Using the 90% confidence interval calculated above, would it be misleading for the clinic to report a success rate of 25%?
A) Yes, because the 90% confidence interval extends above 25%
B) Yes, because we should have calculated a 99% confidence interval to be more certain
C) No, because the 90% confidence interval includes 25%
D) Yes, because the 90% confidence includes 25%; to advertise this success rate the lower bound of the 90% confidence interval should above 25%
Wouldn't the answer be C since the interval falls between 0.19-0.29?
Ans C
Includes 25%
[.207, .266]
No, the answer would not be C. Let me explain why.
In this scenario, the clinic reported 49 live births out of 207 women, which indicates a success rate of 49/207 = 0.236 or 23.6%. The question asks whether it would be misleading for the clinic to report a success rate of 25%.
To determine if it would be misleading, we need to consider the 90% confidence interval that was previously calculated. The 90% confidence interval was determined to be 0.19 to 0.29, which means that we can be 90% confident that the true success rate falls within this range.
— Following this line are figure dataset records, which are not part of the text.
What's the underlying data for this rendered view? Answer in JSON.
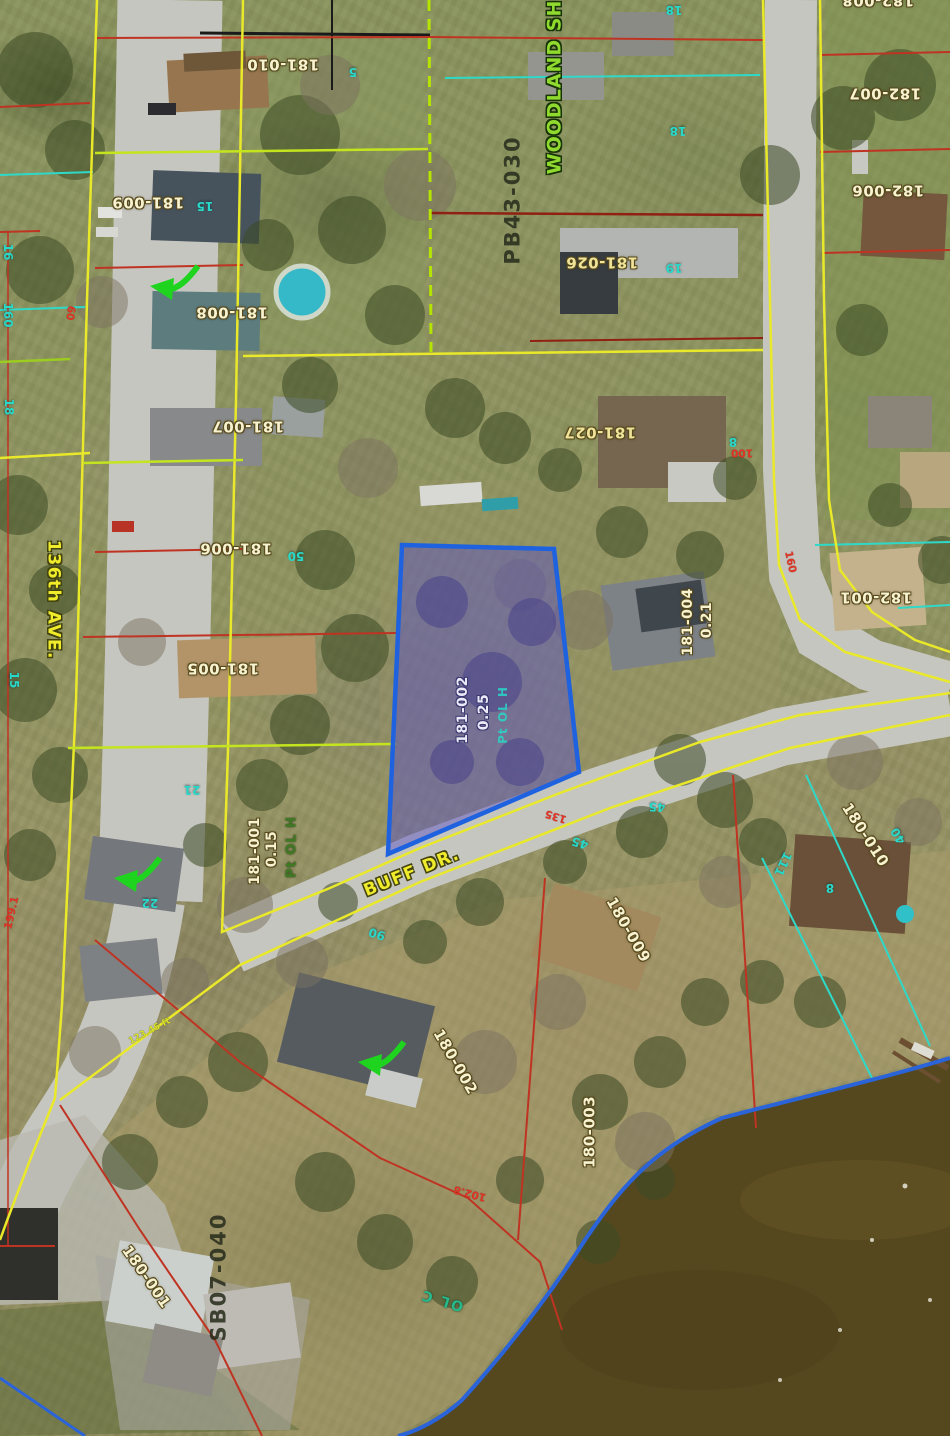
{
  "map": {
    "highlighted_parcel": {
      "id": "181-002",
      "acreage": "0.25"
    },
    "streets": {
      "ave": "136th AVE.",
      "buff": "BUFF DR.",
      "woodland": "WOODLAND SH"
    },
    "plat_labels": {
      "pb": "PB43-030",
      "sb": "SB07-040"
    },
    "outlot_labels": {
      "pt_ol_h_west": "Pt OL H",
      "pt_ol_h_center": "Pt OL H",
      "ol_c": "OL C"
    },
    "parcels": [
      {
        "id": "181-010"
      },
      {
        "id": "181-009"
      },
      {
        "id": "181-008"
      },
      {
        "id": "181-007"
      },
      {
        "id": "181-006"
      },
      {
        "id": "181-005"
      },
      {
        "id": "181-001",
        "acreage": "0.15"
      },
      {
        "id": "181-004",
        "acreage": "0.21"
      },
      {
        "id": "181-026"
      },
      {
        "id": "181-027"
      },
      {
        "id": "182-008"
      },
      {
        "id": "182-007"
      },
      {
        "id": "182-006"
      },
      {
        "id": "182-001"
      },
      {
        "id": "180-010"
      },
      {
        "id": "180-009"
      },
      {
        "id": "180-002"
      },
      {
        "id": "180-003"
      },
      {
        "id": "180-001"
      }
    ],
    "lot_numbers": [
      "5",
      "15",
      "18",
      "18",
      "19",
      "8",
      "50",
      "21",
      "22",
      "90",
      "45",
      "45",
      "111",
      "8",
      "40",
      "16",
      "160",
      "18",
      "15"
    ],
    "road_dimensions": [
      "60",
      "135",
      "160",
      "100",
      "199.1",
      "102.8"
    ],
    "dimension_note": "123.45 ft",
    "colors": {
      "highlight_border": "#1e62e0",
      "highlight_fill": "#5a52c4",
      "parcel_line_yellow": "#e9e92a",
      "parcel_line_red": "#bf3322",
      "parcel_line_teal": "#2fd9c9",
      "section_dashed_green": "#b4e400",
      "shoreline_blue": "#2b64d8",
      "label_cream": "#f7f2cf",
      "label_cyan": "#28d8c8",
      "label_red": "#e03425",
      "street_yellow": "#f0ec2c",
      "street_green": "#90da2f",
      "plat_dark": "#262b1b",
      "arrow_green": "#1fd41f"
    }
  }
}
Now, let's compare the reported success rate of 25% to this confidence interval. The reported success rate of 25% is outside the range of the confidence interval (0.19 to 0.29). Therefore, it would be misleading for the clinic to report a success rate of 25% because it does not fall within the 90% confidence interval.
Therefore, the correct answer is A) Yes, because the 90% confidence interval extends above 25%.